Gravações sem gravações

Os cuidados com que a imprensa tem tratado um certo grampeamento de telefones evita-lhe o escândalo, mas, pelo mesmo motivo, ressalta-lhe a importância. Não importância política, que esta ficou reservada para os grampos telefônicas de que o senador Antonio Carlos Magalhães é apontado, por muitos, como mandante. A importância do caso quase silenciado é institucional e ética, diz respeito a questões com alcances muito mais amplos e relevantes do que o embate entre um político e seus adversários e inimigos.
O Judiciário é dado como o setor de maior corporativismo, dentre todos que o sejam. Tal afirmação faz por esquecer o corporativismo dos militares, inigualável, mas a omissão nunca a enfraqueceu. Pois bem, o Superior Tribunal de Justiça suspendeu de funções e submete a processo administrativo um dos seus ministros, Vicente Leal, com base em indícios captados por um grampo telefônico. Três colegas de Leal -Sávio Figueiredo, Peçanha Martins e Ruy Rosado- avaliaram a suspeita comunicada pela Polícia Federal e propuseram as providências que, tudo indica, não têm precedente em tribunal de tão alta instância.
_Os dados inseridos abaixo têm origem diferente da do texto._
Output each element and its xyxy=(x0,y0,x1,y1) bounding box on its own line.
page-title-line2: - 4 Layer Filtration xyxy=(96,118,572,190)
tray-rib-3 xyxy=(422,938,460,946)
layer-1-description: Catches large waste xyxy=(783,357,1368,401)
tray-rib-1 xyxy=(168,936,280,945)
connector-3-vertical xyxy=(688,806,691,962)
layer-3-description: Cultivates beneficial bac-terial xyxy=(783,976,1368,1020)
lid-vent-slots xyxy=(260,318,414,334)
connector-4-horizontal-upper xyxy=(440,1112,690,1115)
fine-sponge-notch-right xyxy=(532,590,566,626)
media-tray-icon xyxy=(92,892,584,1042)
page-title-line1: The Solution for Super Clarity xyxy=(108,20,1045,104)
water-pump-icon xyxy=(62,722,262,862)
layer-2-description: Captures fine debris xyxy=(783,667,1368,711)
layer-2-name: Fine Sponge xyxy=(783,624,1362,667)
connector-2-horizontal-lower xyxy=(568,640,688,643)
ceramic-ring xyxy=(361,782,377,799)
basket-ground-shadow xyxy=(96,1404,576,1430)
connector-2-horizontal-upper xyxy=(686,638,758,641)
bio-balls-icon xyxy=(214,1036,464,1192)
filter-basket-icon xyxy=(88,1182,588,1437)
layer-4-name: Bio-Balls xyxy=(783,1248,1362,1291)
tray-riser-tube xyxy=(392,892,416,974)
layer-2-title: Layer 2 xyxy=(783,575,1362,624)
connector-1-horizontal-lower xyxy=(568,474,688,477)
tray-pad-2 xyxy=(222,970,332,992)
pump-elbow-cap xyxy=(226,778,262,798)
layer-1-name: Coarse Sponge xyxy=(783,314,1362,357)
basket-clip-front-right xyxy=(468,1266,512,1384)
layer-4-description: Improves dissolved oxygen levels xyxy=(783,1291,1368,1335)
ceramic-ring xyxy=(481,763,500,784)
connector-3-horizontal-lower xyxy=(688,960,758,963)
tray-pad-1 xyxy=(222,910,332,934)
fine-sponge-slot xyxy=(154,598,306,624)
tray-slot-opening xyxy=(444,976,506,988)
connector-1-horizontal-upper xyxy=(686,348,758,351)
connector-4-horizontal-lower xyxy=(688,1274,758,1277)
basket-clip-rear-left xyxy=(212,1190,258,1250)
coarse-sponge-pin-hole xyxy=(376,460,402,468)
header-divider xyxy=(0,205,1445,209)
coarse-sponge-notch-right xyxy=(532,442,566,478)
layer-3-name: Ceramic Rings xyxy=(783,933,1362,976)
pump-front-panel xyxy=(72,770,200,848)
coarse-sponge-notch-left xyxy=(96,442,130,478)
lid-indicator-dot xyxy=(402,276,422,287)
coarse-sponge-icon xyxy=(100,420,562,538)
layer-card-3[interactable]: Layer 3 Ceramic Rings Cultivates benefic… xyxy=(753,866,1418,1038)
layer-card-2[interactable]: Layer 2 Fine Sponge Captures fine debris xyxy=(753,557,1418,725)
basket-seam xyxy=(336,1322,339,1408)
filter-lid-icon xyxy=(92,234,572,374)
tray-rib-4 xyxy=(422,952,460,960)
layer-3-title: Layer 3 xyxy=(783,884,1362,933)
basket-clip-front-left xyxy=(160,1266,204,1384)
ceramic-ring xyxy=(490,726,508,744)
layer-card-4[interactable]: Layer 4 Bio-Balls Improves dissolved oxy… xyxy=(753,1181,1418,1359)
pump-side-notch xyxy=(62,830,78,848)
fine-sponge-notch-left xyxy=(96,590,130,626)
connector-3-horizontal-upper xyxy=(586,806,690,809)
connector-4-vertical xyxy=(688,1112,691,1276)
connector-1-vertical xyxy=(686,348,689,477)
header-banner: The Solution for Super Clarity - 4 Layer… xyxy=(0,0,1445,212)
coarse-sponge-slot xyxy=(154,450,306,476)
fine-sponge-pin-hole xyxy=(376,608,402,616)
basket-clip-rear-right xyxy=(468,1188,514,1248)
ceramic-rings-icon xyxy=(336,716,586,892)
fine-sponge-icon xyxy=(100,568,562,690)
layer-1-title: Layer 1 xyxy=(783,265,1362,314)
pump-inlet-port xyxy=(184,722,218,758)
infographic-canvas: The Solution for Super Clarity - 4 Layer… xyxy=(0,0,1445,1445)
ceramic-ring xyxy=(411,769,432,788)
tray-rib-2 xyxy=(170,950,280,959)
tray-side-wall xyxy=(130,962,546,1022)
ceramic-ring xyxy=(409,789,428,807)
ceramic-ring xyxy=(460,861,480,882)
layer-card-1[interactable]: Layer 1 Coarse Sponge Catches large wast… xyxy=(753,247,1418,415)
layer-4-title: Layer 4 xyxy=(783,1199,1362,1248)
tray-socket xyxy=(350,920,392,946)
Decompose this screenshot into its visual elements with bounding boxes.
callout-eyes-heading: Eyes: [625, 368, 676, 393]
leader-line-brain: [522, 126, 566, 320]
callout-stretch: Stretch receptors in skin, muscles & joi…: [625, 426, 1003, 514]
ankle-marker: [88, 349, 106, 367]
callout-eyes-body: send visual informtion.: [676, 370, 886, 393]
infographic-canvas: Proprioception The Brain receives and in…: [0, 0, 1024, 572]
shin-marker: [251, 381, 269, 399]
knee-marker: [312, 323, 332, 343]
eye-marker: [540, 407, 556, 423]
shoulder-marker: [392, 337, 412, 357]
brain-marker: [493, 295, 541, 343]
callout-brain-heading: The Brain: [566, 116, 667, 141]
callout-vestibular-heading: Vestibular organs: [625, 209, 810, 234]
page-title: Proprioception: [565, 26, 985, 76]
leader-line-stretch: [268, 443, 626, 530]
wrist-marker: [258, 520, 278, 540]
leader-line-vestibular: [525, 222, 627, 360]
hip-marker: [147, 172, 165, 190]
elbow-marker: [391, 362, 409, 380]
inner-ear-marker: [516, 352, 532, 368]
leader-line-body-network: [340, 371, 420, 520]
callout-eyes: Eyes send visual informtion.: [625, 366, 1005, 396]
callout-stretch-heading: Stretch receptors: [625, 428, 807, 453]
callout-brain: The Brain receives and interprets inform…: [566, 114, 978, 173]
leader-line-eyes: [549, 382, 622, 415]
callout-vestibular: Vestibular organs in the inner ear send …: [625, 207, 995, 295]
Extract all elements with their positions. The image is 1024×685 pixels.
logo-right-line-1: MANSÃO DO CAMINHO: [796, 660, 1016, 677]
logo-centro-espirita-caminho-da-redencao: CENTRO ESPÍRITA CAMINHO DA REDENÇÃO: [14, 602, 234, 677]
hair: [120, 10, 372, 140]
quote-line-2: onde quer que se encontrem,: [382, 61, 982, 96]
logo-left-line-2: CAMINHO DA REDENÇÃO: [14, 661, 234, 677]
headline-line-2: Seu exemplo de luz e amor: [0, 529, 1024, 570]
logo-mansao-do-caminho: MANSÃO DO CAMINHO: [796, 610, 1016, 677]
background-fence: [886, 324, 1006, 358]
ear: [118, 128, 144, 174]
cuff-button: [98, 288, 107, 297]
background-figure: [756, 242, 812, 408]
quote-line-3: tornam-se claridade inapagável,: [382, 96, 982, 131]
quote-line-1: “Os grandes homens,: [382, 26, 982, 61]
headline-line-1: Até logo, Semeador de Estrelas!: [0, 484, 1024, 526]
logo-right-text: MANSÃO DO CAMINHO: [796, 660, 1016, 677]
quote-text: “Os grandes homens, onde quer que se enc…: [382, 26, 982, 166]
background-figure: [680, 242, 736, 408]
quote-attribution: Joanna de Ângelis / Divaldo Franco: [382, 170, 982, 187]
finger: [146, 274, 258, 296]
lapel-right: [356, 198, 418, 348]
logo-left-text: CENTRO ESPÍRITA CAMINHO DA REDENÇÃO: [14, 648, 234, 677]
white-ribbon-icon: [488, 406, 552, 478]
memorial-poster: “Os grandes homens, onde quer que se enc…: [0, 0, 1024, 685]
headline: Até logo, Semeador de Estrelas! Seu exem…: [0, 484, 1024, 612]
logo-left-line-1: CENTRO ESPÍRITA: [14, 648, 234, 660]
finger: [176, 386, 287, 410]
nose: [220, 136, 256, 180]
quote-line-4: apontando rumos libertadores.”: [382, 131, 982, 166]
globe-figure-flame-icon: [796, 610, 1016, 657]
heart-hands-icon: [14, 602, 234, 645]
O STJ poderia esperar pelo complemento das investigações policiais, no mesmo caso que levou Pinheiro Landim a renunciar a dois mandatos, o anterior e o que acabara de assumir neste ano. Protelar foi a prática da Câmara, para permitir que Landim, não sendo cassado, continuasse elegível. Protelar foi, agora, outro presente do corporativismo da Câmara a Landim.
Outro aspecto significativo é a consideração dada pelo STJ ao teor de um grampo telefônico cujo objetivo não era o seu ministro, nem habeas corpus, mas uma rede de traficantes.
Mais uma vez, o múltiplo grampeamento de telefones na Bahia está demonstrando que se usam os mais variados pretextos para fugir à investigação do que ficou gravado. Como se o não cumprimento de uma formalidade legal -a autorização para o grampeamento- fosse passível de punição, mas tivesse o poder extraordinário de isentar de investigações e consequências os indícios de irregularidades ou crimes captados pelas gravações.
O grampeamento na Bahia é muito grave, não só pelo envolvimento de um senador no episódio, mas pela comprovada participação da polícia baiana em seus mais altos níveis. O teor já divulgado das gravações, porém, não é de menor gravidade. Nem por isso tem suscitado o interesse da Polícia Federal, que investiga a execução e a responsabilidade pelos grampos. Nem o interesse da Câmara e do Senado, onde a atitude geral, até aqui abrangendo todos os partidos, é a de investigar a prática das gravações como se não houvesse gravações. Porque estas, além de ameaçarem o mandato do senador Antonio Carlos Magalhães, atingiriam também parlamentares do PMDB, como o deputado Geddel Vieira Lima e o senador Renan Calheiros, entre outros.
Pela teoria criada pelo governo passado sobre grampeamentos, e adotada pelo atual governo e pelo Congresso, se um criminoso levar à identificação de outro, o segundo não tem com que se preocupar: o meio que denunciou o seu crime não era idôneo, não estava de acordo com as formalidades.